Title: Transition Point in the Information Continuum (Dimension 6 of Matrix of Digital Curation Knowledge and Competencies)
Author: Christopher (Cal) Lee, School of Information and Library Science, University of North Carolina at Chapel Hill
Draft: June 17, 2009 (Version 18)
Project: DigCCurr (IMLS Grant # RE-05-06-0044)

Creative Commons Attribution Non-Commercial Share-Alike 3.0 License
[http://creativecommons.org/licenses/by-nc-sa/3.0/]

The figure below represents the major transition points of digital objects. This is the sixth dimension of the DigCCurr Matrix. The arrows illustrate many -- but not all -- of the potential paths of information flowing through the transition points. Information flow can take the form of information packages that contain digital objects, the digital objects themselves, parts of digital objects, surrogates, and information about digital objects. Ideally, policies will determine whether movement of information constitutes a formal transfer of custody (and associated responsibility) or instead constitutes simply a "copy" of information, with primary curatorial responsibilty remaining unchanged.

There are two transition points specifically devoted to transfer (to archives and to secondary use environment), because these are both transition points that often require specific "staging areas" for the purposes of storage and (often extensive) treatment of the digital objects. When the path into the archives or secondary use environment is relatively immediate and unmediated, then the "transfer" transition point is effectively not addressed as a distinct transition point (e.g. creator self-submission into an archive or secondary use environment for immediate access by others).
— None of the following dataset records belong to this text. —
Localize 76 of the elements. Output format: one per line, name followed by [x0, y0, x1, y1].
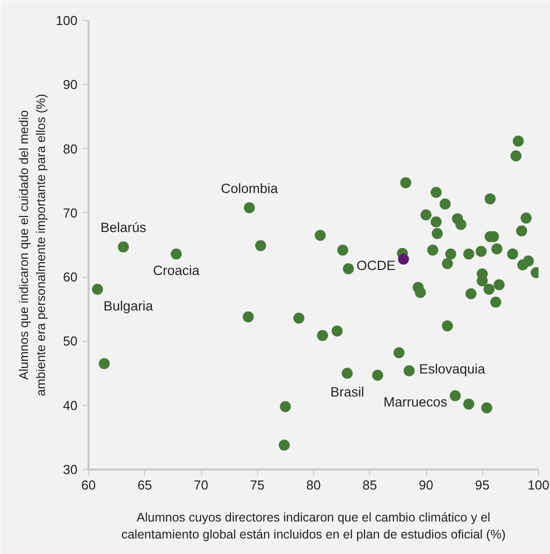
- point: [481, 402, 492, 414]
- point: [491, 243, 502, 254]
- annotation: Eslovaquia: [419, 362, 486, 377]
- y-tick-label: 100: [56, 13, 78, 28]
- point: [520, 212, 532, 224]
- point: [440, 198, 451, 210]
- point: [463, 248, 474, 260]
- point: [278, 440, 290, 451]
- point: [427, 244, 438, 256]
- point: [372, 370, 384, 381]
- y-tick-label: 30: [63, 462, 78, 477]
- point: [118, 241, 129, 252]
- point: [432, 228, 443, 239]
- point: [476, 246, 487, 257]
- point: [430, 216, 442, 228]
- point: [442, 258, 453, 270]
- point: [400, 177, 412, 188]
- x-tick-label: 80: [306, 478, 321, 492]
- point: [510, 150, 522, 162]
- point: [92, 284, 103, 295]
- point: [494, 279, 505, 290]
- y-tick-label: 50: [63, 334, 78, 349]
- point: [430, 186, 442, 198]
- x-axis-title: Alumnos cuyos directores indicaron que el cambio climático y el calentamiento global están incluidos en el plan de estudios oficial (%): [121, 510, 506, 542]
- point: [455, 218, 466, 230]
- point: [445, 248, 456, 260]
- point: [484, 193, 496, 204]
- annotation: Belarús: [100, 220, 147, 235]
- x-tick-label: 60: [81, 478, 96, 492]
- point: [516, 225, 528, 236]
- point: [332, 325, 343, 336]
- point: [293, 312, 304, 324]
- point: [420, 209, 432, 220]
- point: [255, 240, 266, 252]
- y-tick-label: 60: [63, 270, 78, 285]
- point: [394, 347, 404, 358]
- point: [242, 311, 254, 322]
- y-axis-title: Alumnos que indicaron que el cuidado del medio ambiente era personalmente importante para ellos (%): [17, 94, 48, 396]
- point: [342, 368, 353, 379]
- annotation: Colombia: [220, 180, 278, 196]
- point: [337, 244, 348, 256]
- x-tick-label: 95: [475, 478, 490, 492]
- point: [414, 286, 426, 298]
- annotation: Bulgaria: [104, 298, 154, 314]
- annotation: OCDE: [356, 258, 396, 274]
- point: [98, 358, 110, 370]
- point: [170, 248, 182, 260]
- point: [507, 248, 518, 260]
- point: [314, 230, 326, 241]
- point: [398, 254, 409, 265]
- annotation: Croacia: [152, 262, 200, 278]
- point: [484, 284, 494, 295]
- point: [280, 401, 291, 412]
- point: [342, 263, 354, 274]
- x-tick-label: 100: [528, 478, 550, 492]
- point: [442, 320, 453, 332]
- point: [244, 202, 255, 214]
- x-tick-label: 75: [250, 478, 264, 492]
- y-tick-label: 80: [63, 141, 78, 156]
- y-tick-label: 90: [63, 77, 78, 92]
- y-tick-label: 40: [63, 398, 78, 413]
- point: [512, 136, 524, 147]
- x-tick-label: 70: [194, 478, 208, 492]
- x-tick-label: 65: [138, 478, 152, 492]
- point: [450, 390, 461, 402]
- x-tick-label: 85: [362, 478, 377, 492]
- point: [522, 256, 534, 267]
- annotation: Marruecos: [383, 394, 448, 410]
- point: [463, 398, 474, 410]
- y-tick-label: 70: [63, 205, 78, 220]
- annotation: Brasil: [330, 384, 364, 400]
- point: [466, 288, 476, 300]
- x-tick-label: 90: [418, 478, 434, 492]
- point: [317, 330, 328, 341]
- point: [404, 365, 415, 376]
- point: [490, 296, 502, 308]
It is very important to note:

  1. Not all digital objects will pass through all transition points (e.g. not all digital objects that are subject digital curation requirements will be transfered to a separate archives).
  2. Transition points can occur more than once (e.g. the same set of digital objects could be moved into many different secondary use environments).
  3. There is no single, linear order to the transition points (recursion, iteration and parallel execution are common and often acceptable).
  4. Responsibility for specific tranistion points will often be shared, and responsibility can shift over time.